The last post showed how to retrieve tweets from Twitter and store them in separate folders based on an attribute. This time I take a similar approach but the tweets are stored in a MongoDb collection and finally displayed using Highcharts.
So the first step retrieves the tweets for some of my favorite bands. I extract the text, user id and name and the date and time from the tweats Json representation. Then the Json is pimped with some extra attributes: createddate, createdyear, createdmonth, createdtime and searchtopic. Below is a sample Json document.
{
"_id" : ObjectId("56e7115f63438a0a724b5afe"),
"createdmonth" : "03",
"createddate" : "2016-03-14",
"searchtopic" : "Black Sabbath",
"createdyear" : "2016",
"handle" : "Dra_AmeMontalvo",
"message" : "#NowPlaying Paranoid de Black Sabbath \nRock ✌🏻️ ♫ https://t.co/0fgFjmwr7p",
"user" : "La niña mala.",
"createdtime" : "20:32:39"
}
Below is a screenprint of the Nifi flow. It shows three processors that retrieve the tweets. Then the UpdateAttribute processors are used to tag the incomming flowfiles (tweats). And then the processes unite into the "Store in MongoDb" group.
Groups in Nifi allow to group multple processors (a part of the flow). This helps to create logical units of parts that belong together. What I did here is to put everything into one group that is equal for all three incomming streams of data/files.
When I double-click the "Store in MongoDb" group, the content of the group is shown, as can be seen below.

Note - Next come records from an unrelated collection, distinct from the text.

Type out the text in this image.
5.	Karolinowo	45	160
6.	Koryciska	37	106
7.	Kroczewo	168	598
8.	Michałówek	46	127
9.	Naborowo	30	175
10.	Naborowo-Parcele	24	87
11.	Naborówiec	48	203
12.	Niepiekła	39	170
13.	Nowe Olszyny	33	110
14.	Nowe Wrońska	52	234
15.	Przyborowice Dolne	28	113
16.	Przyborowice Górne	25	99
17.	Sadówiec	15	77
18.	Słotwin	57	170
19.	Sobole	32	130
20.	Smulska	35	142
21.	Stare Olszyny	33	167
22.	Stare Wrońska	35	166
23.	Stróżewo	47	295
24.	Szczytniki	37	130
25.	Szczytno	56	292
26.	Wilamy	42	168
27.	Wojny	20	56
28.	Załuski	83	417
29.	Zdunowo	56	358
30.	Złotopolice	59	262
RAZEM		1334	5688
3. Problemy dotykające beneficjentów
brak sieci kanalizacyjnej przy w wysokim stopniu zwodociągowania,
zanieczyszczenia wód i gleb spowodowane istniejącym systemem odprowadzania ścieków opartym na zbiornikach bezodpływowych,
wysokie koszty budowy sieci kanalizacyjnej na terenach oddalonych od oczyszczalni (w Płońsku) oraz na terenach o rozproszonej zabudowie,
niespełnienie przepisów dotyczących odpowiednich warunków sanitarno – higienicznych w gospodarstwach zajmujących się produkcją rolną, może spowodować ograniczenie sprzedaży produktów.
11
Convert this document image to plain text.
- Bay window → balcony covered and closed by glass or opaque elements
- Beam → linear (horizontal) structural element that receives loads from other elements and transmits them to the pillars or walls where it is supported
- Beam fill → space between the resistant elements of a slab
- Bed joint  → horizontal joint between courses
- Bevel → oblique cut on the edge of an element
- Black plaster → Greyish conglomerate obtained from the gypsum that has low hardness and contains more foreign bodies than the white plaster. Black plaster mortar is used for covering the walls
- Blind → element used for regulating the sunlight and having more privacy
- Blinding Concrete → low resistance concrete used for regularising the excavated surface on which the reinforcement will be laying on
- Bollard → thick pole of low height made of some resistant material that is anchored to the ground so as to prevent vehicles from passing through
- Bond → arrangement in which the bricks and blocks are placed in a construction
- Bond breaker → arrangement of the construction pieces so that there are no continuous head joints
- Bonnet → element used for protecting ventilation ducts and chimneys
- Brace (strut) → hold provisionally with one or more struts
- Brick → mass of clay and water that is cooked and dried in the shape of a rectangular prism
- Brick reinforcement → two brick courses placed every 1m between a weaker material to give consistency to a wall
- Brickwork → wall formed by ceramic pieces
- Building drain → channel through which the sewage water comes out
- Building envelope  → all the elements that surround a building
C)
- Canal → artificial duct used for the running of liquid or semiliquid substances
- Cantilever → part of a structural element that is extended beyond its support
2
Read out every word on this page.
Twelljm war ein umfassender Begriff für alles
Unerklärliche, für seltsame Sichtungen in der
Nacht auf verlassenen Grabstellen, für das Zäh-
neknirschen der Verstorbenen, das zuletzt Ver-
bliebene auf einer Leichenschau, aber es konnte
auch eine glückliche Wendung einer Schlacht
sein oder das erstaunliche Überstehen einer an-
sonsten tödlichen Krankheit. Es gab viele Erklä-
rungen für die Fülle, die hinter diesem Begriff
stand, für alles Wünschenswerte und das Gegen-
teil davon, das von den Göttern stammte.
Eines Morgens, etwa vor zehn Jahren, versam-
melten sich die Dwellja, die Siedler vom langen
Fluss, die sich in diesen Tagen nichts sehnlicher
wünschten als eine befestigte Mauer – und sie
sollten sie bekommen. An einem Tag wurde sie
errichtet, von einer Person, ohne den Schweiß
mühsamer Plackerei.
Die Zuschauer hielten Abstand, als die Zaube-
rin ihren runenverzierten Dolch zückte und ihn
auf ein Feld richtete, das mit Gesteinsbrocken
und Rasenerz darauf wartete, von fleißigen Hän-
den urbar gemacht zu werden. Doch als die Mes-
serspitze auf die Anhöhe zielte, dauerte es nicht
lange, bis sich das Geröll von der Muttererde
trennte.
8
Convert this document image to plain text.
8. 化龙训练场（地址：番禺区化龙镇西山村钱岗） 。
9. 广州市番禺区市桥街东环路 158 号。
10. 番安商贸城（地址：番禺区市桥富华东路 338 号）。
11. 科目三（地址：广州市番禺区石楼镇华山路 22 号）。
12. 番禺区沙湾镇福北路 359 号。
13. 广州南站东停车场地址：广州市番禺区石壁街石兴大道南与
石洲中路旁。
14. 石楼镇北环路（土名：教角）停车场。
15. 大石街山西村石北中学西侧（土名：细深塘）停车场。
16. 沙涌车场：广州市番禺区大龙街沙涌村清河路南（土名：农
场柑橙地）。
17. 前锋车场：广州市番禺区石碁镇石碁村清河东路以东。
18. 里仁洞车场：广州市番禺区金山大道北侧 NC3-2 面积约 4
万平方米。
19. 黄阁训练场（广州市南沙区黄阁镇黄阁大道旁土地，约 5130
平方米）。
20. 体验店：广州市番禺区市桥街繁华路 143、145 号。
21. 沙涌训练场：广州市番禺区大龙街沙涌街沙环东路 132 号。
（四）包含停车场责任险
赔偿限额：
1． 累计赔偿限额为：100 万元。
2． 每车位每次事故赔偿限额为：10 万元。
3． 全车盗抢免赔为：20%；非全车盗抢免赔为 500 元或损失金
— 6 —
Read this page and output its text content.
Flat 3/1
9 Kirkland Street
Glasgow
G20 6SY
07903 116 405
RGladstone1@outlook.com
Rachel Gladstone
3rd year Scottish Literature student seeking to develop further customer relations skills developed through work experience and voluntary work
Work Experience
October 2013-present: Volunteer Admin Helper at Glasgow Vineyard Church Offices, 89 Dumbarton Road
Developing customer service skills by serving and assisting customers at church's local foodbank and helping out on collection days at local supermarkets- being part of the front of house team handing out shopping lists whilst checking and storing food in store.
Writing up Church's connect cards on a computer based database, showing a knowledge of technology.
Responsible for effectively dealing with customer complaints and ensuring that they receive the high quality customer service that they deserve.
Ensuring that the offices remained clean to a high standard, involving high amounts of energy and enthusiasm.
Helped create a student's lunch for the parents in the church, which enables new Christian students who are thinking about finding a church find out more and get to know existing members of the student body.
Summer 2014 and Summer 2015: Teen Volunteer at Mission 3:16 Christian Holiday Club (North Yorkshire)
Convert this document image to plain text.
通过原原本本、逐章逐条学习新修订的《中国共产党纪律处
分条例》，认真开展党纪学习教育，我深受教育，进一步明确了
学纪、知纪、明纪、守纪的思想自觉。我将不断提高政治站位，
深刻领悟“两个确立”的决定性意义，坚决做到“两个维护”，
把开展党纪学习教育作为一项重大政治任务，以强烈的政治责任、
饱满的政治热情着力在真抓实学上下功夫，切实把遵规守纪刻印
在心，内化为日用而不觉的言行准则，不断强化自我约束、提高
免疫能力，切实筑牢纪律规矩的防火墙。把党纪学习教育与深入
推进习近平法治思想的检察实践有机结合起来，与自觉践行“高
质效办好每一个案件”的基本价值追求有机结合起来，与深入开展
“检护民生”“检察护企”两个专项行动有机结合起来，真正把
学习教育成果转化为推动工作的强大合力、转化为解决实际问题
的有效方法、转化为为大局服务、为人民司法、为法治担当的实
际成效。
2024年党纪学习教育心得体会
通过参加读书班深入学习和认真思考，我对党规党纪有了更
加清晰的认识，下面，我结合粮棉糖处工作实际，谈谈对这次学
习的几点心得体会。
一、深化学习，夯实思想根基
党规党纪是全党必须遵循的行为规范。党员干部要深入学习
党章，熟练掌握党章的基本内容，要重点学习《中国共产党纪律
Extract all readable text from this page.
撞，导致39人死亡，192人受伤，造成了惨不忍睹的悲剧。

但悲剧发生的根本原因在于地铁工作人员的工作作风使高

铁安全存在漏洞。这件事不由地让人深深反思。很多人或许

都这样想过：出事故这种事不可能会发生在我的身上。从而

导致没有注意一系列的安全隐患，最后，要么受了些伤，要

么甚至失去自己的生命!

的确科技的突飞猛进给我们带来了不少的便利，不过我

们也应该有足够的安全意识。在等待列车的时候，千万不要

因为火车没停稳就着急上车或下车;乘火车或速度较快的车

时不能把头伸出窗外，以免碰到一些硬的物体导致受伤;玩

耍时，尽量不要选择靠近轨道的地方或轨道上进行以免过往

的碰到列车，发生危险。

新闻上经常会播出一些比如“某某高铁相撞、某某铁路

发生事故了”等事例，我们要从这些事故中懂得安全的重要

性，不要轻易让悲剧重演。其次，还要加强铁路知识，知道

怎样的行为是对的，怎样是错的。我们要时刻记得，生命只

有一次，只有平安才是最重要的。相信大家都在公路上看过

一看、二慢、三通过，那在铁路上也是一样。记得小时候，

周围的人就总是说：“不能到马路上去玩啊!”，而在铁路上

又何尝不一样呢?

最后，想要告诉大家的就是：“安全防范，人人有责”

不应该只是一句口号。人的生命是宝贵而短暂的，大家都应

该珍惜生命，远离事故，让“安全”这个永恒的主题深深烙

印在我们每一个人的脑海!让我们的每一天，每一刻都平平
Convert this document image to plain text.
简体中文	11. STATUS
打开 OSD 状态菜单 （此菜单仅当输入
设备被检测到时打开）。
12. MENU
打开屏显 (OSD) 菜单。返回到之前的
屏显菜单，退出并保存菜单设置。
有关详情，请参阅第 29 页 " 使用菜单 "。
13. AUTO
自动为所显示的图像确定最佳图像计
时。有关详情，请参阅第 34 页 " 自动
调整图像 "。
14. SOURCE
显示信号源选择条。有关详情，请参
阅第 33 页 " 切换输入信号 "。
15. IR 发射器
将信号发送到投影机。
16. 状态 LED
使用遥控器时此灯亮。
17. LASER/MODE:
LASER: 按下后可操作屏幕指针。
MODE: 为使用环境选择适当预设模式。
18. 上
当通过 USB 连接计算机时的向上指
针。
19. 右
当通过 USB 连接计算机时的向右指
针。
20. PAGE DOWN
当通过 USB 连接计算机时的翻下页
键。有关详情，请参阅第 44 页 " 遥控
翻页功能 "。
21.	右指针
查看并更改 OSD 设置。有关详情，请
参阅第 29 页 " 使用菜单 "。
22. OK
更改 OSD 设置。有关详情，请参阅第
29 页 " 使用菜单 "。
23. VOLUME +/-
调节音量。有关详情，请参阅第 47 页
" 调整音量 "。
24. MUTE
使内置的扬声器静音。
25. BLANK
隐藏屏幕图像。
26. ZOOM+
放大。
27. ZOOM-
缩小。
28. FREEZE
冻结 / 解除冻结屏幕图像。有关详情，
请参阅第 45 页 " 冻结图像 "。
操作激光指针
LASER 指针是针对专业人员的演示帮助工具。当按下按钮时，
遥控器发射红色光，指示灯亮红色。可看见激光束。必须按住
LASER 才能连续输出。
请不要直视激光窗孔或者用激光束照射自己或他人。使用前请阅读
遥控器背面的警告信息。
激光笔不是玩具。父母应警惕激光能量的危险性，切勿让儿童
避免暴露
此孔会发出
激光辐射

The next thing I have done is to create a MongoDb Mapreduce job. Yes, MongoDb uses map and reduce as well. Because I like Groovy and I can use it as a scripting language (based on Java), I have chosen it as the language for retrieving the results from MongoDb. The result will be a Json representation of the results from the MongoDb server.
Here is the Json I generate from the MongoDb. The Json contains the name of the band and the counts per month in form of an array. The counts are done using the MongoDb mapreduce job inside the Groovy script.
{"name": "Black Sabbath","data":[0, 0, 52.0, 0, 0, 0, 0, 0, 0, 0, 0, 0]}
{"name": "3 Doors Down","data":[0, 0, 35.0, 0, 0, 0, 0, 0, 0, 0, 0, 0]}